CHAPTER XVII.
DAYLIGHT.
A new day dawned for me on the twenty-fifth of February. I rose
as usual a few minutes before six. It was the morning of my release,
or in prison language my "discharge." Yet I felt no excitement.
I was as calm as my cell walls. "Strange!" the reader will say.
Yet not so strange after all. Every day had been filled with expectancy,
and anticipation had discounted the reality.
Instead of waiting till eight o'clock, the usual breakfast hour,
superintendent Burchell brought my last prison meal at seven.
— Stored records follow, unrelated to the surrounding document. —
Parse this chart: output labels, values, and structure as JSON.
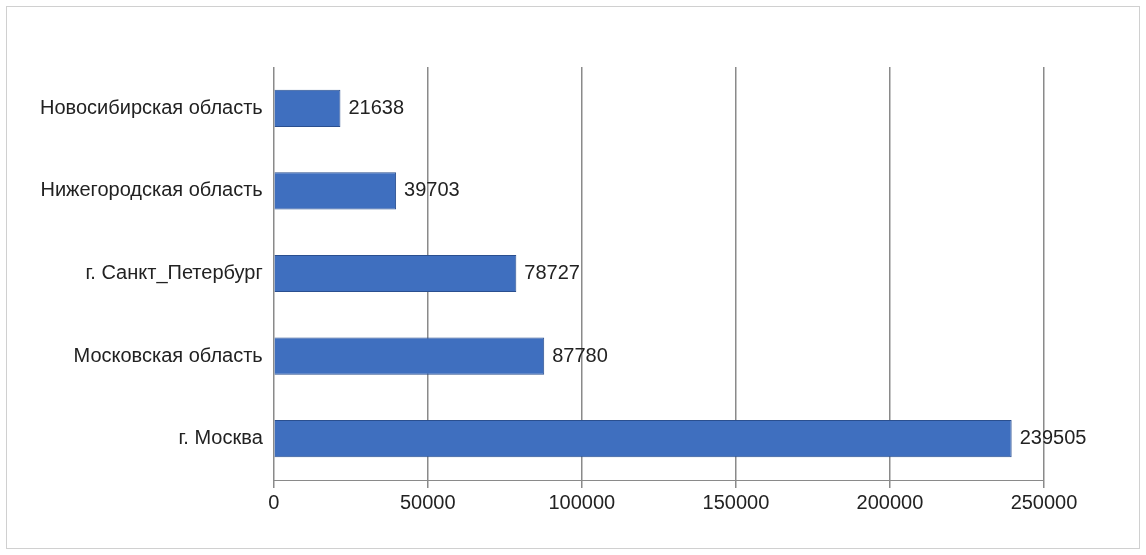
{
  "chart_data": {
    "type": "bar",
    "orientation": "horizontal",
    "categories": [
      "Новосибирская область",
      "Нижегородская область",
      "г. Санкт_Петербург",
      "Московская область",
      "г. Москва"
    ],
    "values": [
      21638,
      39703,
      78727,
      87780,
      239505
    ],
    "color": "#3f6fbf",
    "xlim": [
      0,
      250000
    ],
    "xticks": [
      0,
      50000,
      100000,
      150000,
      200000,
      250000
    ],
    "grid": "x",
    "legend": false,
    "data_labels": true
  }
}
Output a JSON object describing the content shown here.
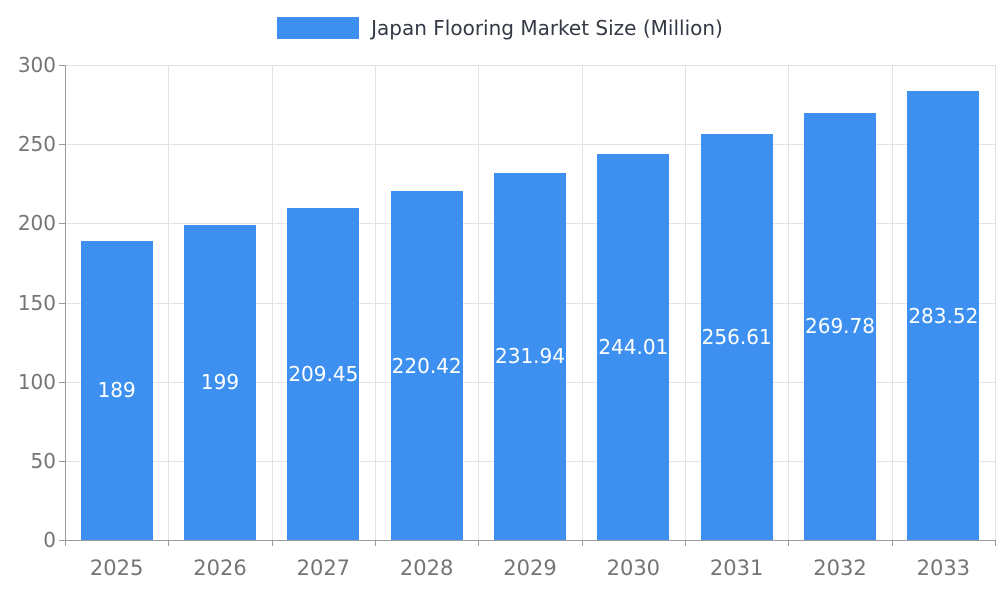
{
  "chart_data": {
    "type": "bar",
    "title": "Japan Flooring Market Size (Million)",
    "categories": [
      "2025",
      "2026",
      "2027",
      "2028",
      "2029",
      "2030",
      "2031",
      "2032",
      "2033"
    ],
    "values": [
      189,
      199,
      209.45,
      220.42,
      231.94,
      244.01,
      256.61,
      269.78,
      283.52
    ],
    "value_labels": [
      "189",
      "199",
      "209.45",
      "220.42",
      "231.94",
      "244.01",
      "256.61",
      "269.78",
      "283.52"
    ],
    "xlabel": "",
    "ylabel": "",
    "ylim": [
      0,
      300
    ],
    "ytick_step": 50,
    "ytick_labels": [
      "0",
      "50",
      "100",
      "150",
      "200",
      "250",
      "300"
    ],
    "grid": true,
    "legend_position": "top-center",
    "legend_entries": [
      "Japan Flooring Market Size (Million)"
    ],
    "colors": {
      "bar_fill": "#3d90ef",
      "bar_label_text": "#ffffff",
      "axis_line": "#9a9a9a",
      "gridline": "#e3e3e3",
      "tick_text": "#757575",
      "legend_text": "#333a45",
      "background": "#ffffff"
    }
  }
}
I wondered at his haste, but when he came again, a few minutes later,
to see if I had done, I saw through the game. The authorities wished
to "discharge" me rapidly, before the hour when my friends would
assemble at the prison gates, and so lessen the force of the
demonstration. I slackened speed at once, drank my tea in sips,
and munched my dry bread with great deliberation. "Come," said
superintendent Burchell, "you're very slow this morning." "Oh,"
I replied, "there's no hurry; after twelve months of it a few minutes
make little difference." Burchell put the words and my smile together,
and gave the game up.
Down in the bathroom at the foot of the debtors' wing my clothes
were set out, and some kind hand had spread a piece of bright carpet
for my feet. I dressed very leisurely. With equal tardiness I went
through the ceremony of receiving my effects, carefully checking
every article, and counting the money coin by coin.